Were the matter res integra, I might have had some hesitation in applying the proviso to Article 4 of the Order in Council to a matter which is admittedly not covered by any religious law, or belief of any community settled in Kenya. In particular, as benami purchases may be used as a cloak for fraud, I might have felt reluctant to apply the personal law of an Indian resident in Kenya so as to negative a presumption of advancement where a father purchases property in his son's name. But it seems that this Court has already negatived such a presumption in two previous cases.
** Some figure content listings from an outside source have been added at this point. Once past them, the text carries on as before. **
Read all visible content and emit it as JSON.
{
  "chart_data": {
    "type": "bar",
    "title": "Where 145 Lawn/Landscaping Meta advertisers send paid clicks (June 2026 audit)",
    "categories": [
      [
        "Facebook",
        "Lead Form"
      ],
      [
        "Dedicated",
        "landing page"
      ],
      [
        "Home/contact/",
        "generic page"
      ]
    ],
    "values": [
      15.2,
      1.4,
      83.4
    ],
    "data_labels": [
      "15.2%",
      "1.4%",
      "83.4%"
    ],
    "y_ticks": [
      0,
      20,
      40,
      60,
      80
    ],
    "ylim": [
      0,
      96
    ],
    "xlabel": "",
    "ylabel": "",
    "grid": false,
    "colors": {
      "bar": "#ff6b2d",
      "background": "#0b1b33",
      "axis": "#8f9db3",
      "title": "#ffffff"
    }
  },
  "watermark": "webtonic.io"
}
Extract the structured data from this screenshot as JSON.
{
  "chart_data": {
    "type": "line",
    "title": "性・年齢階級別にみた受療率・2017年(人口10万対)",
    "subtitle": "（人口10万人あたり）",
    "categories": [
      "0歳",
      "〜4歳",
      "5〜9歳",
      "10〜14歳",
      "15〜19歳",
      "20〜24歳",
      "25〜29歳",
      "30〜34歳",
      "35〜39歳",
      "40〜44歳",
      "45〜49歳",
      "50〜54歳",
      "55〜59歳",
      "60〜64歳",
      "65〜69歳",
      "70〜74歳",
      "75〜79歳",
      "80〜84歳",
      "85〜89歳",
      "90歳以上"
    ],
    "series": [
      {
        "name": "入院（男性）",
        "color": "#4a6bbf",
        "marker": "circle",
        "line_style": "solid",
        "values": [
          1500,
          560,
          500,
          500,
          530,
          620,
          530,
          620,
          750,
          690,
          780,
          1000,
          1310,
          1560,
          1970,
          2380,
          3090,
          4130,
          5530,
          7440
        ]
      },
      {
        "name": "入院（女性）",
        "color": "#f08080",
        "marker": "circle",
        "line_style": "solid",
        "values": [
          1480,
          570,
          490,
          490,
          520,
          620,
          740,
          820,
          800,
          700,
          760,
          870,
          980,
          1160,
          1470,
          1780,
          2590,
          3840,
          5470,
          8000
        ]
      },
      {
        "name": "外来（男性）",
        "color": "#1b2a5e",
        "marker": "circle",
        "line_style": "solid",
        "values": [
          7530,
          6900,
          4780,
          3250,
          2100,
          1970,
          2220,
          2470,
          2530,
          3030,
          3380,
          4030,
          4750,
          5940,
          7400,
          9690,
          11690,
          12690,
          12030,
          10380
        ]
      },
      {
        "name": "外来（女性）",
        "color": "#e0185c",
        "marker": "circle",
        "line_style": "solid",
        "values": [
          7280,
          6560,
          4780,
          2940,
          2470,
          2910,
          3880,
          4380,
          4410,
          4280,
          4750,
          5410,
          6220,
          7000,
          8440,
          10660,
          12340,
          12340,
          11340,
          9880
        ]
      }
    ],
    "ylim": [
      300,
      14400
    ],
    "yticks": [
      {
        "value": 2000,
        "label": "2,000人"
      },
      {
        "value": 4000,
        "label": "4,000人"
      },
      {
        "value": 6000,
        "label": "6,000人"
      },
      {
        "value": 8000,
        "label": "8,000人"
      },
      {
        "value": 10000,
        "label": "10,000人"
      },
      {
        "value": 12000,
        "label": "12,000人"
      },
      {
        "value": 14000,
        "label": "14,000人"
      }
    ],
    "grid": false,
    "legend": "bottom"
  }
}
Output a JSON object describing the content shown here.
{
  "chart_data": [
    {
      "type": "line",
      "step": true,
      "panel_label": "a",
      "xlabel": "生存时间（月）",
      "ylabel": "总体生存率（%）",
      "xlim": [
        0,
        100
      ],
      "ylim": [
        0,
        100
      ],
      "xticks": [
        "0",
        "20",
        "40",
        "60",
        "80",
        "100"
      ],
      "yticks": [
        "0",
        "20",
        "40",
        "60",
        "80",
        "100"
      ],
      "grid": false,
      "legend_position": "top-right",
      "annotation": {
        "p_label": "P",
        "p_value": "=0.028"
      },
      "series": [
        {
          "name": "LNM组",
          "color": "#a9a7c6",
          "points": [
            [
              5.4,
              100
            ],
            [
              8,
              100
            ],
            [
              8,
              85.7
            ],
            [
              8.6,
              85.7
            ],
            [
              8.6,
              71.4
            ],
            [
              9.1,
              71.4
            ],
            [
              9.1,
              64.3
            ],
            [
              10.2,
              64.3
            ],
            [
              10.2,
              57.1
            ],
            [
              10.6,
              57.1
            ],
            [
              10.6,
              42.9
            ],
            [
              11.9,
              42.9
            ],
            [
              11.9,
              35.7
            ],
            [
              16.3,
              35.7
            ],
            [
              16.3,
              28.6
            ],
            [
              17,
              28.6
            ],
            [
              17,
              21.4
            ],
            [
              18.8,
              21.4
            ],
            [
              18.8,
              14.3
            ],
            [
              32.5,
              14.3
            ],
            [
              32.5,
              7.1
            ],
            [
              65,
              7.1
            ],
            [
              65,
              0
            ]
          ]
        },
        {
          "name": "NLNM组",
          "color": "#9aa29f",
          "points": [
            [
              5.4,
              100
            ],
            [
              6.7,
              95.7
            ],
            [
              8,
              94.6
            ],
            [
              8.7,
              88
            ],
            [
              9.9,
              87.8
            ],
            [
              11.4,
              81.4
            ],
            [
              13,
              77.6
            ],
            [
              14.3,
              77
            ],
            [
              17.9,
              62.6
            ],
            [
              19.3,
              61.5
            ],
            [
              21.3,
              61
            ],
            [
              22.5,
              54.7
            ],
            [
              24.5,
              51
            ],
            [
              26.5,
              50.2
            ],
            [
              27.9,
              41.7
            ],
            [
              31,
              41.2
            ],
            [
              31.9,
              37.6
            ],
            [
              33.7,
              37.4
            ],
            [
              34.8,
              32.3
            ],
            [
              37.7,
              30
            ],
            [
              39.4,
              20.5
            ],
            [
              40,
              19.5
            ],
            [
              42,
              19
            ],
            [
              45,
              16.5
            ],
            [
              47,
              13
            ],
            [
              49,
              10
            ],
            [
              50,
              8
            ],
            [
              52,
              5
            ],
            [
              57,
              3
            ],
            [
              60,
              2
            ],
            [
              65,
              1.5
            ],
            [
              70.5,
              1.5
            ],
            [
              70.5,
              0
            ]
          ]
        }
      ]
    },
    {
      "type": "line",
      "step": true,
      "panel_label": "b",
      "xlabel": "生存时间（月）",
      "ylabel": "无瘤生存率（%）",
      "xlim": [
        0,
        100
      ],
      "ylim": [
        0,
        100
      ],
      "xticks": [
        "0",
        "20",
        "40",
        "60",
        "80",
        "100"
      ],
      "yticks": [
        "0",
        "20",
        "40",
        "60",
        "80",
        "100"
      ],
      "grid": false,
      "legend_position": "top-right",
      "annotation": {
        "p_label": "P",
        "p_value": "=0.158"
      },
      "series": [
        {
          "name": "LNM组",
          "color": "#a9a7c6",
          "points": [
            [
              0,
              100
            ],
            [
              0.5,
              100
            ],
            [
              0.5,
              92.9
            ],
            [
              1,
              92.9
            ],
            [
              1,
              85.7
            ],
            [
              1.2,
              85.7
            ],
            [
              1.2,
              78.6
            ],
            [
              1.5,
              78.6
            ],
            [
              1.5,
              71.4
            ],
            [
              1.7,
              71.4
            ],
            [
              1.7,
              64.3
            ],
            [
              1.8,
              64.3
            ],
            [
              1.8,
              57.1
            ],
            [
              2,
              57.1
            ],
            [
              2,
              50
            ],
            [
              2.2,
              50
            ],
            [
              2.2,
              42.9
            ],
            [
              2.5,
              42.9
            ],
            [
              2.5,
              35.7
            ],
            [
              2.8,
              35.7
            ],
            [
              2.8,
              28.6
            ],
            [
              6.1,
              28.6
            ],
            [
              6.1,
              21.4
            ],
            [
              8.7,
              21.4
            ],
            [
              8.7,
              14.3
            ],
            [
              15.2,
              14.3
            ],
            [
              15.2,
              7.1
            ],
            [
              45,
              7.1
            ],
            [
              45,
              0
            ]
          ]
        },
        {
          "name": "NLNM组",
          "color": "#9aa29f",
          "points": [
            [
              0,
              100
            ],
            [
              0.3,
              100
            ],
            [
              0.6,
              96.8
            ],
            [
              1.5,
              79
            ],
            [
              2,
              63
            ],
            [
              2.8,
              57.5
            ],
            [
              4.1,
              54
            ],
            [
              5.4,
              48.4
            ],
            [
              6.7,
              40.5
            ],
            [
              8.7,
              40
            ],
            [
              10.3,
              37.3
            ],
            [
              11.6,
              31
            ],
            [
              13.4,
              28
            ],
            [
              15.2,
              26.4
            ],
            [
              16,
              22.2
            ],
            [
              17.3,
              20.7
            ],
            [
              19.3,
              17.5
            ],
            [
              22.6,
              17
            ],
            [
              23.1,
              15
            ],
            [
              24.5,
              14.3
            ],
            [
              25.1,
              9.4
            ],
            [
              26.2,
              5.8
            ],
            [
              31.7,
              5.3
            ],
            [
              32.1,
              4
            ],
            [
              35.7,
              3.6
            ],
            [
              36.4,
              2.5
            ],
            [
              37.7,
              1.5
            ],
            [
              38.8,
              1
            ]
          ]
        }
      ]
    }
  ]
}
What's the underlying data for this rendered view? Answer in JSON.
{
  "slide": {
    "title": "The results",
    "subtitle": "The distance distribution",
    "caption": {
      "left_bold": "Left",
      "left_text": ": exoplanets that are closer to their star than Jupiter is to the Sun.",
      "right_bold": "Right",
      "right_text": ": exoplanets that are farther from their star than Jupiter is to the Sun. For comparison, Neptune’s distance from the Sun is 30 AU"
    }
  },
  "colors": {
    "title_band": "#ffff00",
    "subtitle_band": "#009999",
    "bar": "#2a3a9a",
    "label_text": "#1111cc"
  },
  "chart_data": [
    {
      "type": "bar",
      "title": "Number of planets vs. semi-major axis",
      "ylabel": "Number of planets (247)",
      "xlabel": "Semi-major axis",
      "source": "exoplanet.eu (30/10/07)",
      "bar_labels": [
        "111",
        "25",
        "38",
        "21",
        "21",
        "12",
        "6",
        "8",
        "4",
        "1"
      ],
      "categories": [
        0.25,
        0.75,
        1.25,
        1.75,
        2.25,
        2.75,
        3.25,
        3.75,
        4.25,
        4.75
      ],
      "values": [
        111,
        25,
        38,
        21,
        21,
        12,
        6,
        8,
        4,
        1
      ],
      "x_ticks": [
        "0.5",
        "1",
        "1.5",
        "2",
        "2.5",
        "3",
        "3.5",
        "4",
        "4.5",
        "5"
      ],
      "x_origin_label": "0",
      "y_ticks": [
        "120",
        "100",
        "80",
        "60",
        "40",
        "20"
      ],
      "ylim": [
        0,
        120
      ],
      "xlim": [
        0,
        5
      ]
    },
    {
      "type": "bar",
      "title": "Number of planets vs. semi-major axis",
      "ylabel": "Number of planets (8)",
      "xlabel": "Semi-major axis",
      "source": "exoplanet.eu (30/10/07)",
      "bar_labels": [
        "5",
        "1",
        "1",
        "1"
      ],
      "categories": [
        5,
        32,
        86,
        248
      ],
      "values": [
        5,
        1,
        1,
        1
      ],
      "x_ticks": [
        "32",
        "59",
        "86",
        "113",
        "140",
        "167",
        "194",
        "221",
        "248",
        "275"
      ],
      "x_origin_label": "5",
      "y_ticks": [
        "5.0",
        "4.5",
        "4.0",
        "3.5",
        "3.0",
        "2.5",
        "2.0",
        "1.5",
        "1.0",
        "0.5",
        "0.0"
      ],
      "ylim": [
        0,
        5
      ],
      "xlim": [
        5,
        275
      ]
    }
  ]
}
In Civil Case No. 117 of 1942 (O. S.) In the matter of a Vesting Order of the properties held by Amru alias Amarkaur the deceased wife of Jagat Singh s/o Atma Ram, Jagat Singh deposed that he had, out of his own moneys, bought properties in the name of his wife, then dead, and he sought a declaration that the properties were held by her as his nominee, and as a bare trustee for him and for a vesting order. A guardian *ad litem* was appointed to represent the interests of infant children and the matter seems to have been fully argued. Kerwick v. Kerwick and others of the Indian cases mentioned above being cited. Sheridan, C. J., made a vesting order as prayed. (It may be noted that "Jagat Singh" and "Amar Kaur" are common Sikh names and it would appear that the parties to that case were, as in the instant case. Sikhs.)

In Civil Case No. 864 of 1951 (O. S.) In the Estate of Lalitaben, a Hindu husband, Devji Hamir, alleged that he had bought, out of his own moneys, certain property in the name of his wife, who had subsequently died, and he sought an order that she had held it as nominee for and on trust for him and a vesting order. An order was made as prayed.

In neither of these cases was it held that any presumption of advancement of the wife was raised, nor was any evidence called to rebut such a presumption.

I see no valid reason for not following these cases and I, therefore, answer the preliminary issue "No".

The same result would be arrived at by another approach for which Mr. Khanna argued. Presumptions are, to some extent at least, part of the law of evidence. Evidence in Kenya is governed by the Indian Evidence Act. There is nothing in that Act which would justify a presumption of advancement being made where a father purchases property in the name of his son. As already pointed out, this is not law in India. (See, e.g. Woodroffe and Amir Ali, 9th edition, pp. 711, 712, 841, 842.) Accordingly, such a presumption is not justified in Kenya where the Indian law of evidence applies unless it can be imported (e.g. in the case of Englishmen) as part of the personal law of the persons concerned. I prefer, however, to rest my decision on the proviso to the Order in Council and to treat the absence of a presumption of advancement among Sikhs as an exception to the doctrines of equity in force in Kenya. The main relevance of this preliminary issue is that it affects the burden of proof.

Having read such of the Indian decisions as I can find, I have come to the conclusion that I should follow Gopeekrist Gosain v. Gungapersaud Gosain (supra) which decision was said by the Privy Council in Nawab Azimut Ali Khan v. Hudwaree Mull, 13 Moo. I. A. 395, to settle conclusively (in the absence of distinguishing circumstances) the law as to benami conveyances taken by a father in the name of a son. I, therefore, hold that if and when it is proved that the purchase-money was paid by the father in the instant case, a rebuttable presumption will arise that the suit property was purchased *benami*; and the burden will lie upon the persons claiming that property as their separate estate to establish the fact. The source of the purchase-money is not, of course, the only relevant factor determining the ownership of the beneficial interest. Receipt of rents and profits and payment of outgoings and other circumstances will be material.

As the Plaintiff has first to prove payment, out of his own moneys, of the purchase price of the property, and cannot split his case, he had better begin and continue.